In 1889 ging Jigoro Kano naar Europa om daar de methoden van onderwijs te bestuderen. Hij bekleedde er, naast enige professoraten, diverse functies in de sector van het onderwijs. In 1909 werd professor Jigoro Kano lid van het "Internationaal Olympisch Comité" en daarna bezocht hij alle Olympische Spelen vanaf de 5e Olympische Spelen in Stockholm (1912) totdat op de I.O.C.‑vergadering te Cairo in 1938 Tokyo werd aangewezen voor het houden van de 12e Olympische Spelen. Intussen had Jigoro Kano in 1922 zijn systeem voltooid met ondermeer katame‑waza. Tijdens de terugreis naar Japan per schip vanaf Cairo kwam Jigoro Kano op 4 mei 1938 te overlijden.
De leuzen van de "Kodokan culturele gemeenschap" zijn:
SEIRYOKU-ZEN'YO = maximale doelmatigheid (bij een minimum van inspanning);
en JITA-KYOEI = gemeenschappelijk welzijn (en voorspoed),
waarmee de principes van judo worden aangegeven, t.w. zorgen voor een ontwikkeling van lichaam en geest door te zoeken en te streven naar het meest nuttige/effectieve gebruik ervan. Anders benaderd: zowel geest als lichaam ontwikkelen door het spel van aanval en verdediging en op die manier jezelf vervolmaken tot een mens ‘in harmonie’, waarmee dan ook een bijdrage wordt geleverd aan de algehele voorspoed en het gemeenschappelijk welzijn.
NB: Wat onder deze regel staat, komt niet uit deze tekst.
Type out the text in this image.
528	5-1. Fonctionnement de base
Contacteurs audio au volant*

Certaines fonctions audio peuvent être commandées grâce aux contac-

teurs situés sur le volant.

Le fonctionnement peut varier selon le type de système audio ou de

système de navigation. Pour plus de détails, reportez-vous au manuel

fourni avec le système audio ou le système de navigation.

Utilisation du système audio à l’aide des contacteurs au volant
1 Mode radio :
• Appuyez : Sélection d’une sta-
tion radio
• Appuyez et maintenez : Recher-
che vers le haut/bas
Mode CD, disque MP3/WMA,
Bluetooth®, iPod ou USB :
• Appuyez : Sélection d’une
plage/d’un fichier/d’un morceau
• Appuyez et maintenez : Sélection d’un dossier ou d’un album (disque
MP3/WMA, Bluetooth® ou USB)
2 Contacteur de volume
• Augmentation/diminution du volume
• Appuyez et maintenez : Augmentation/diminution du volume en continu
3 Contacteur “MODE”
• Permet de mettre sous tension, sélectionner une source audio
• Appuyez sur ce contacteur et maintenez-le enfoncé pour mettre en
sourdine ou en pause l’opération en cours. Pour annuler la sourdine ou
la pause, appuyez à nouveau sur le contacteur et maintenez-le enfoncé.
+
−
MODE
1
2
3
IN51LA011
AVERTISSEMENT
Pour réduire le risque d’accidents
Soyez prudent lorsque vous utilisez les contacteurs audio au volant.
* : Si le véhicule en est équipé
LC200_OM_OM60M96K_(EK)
Judo in Nederland, de wereld en de olympische spelen
In Nederland heeft de sport een enorme impuls gekregen toen Anton Geesink op de Wereldkampioenschappen van 1961 in Frankrijk in de finale wist te winnen van een Japanner. Later, op de Olympische Spelen in 1964 in Japan slaagde Geesink er (in het hol van de leeuw) opnieuw in om in de finale van een Japanner te winnen. Naast Anton Geesink zijn er in de loop van de jaren verschillende judoka's geweest die zich zowel nationaal als internationaal terdege hebben laten gelden. Behalve Anton Geesink zijn bijvoorbeeld ook Wim Ruska, Henk Numan, Ben Spijkers, Irene de Kok, Theo Meijer, Mark Huizinga, Claudia Zwiers en Jenny Gal Olympische medaillewinnaars. En, zoals al opgemerkt, ook op de grote internationale toernooien en de Europese- en Wereldkampioenschappen stonden Nederlandse judoka's vaak op het erepodium. Denk bijvoorbeeld naast de al genoemde namen ook aan Jessica Gal, Monique van der Lee, Grim Vuijsters, Deborah Gravenstijn, Edith Bosch, Elisabeth Willeboordse en Elco en Dennis van der Geest. En wat hebben onder andere Marhinde Verkerk, Henk Grol, Dex en Guillaume Elmont, Jeroen Mooren, Anicka van Emden, Kim Polling, Tessie Savelkouls, Noël van 't End en Roy Meyer voor ons nog in petto?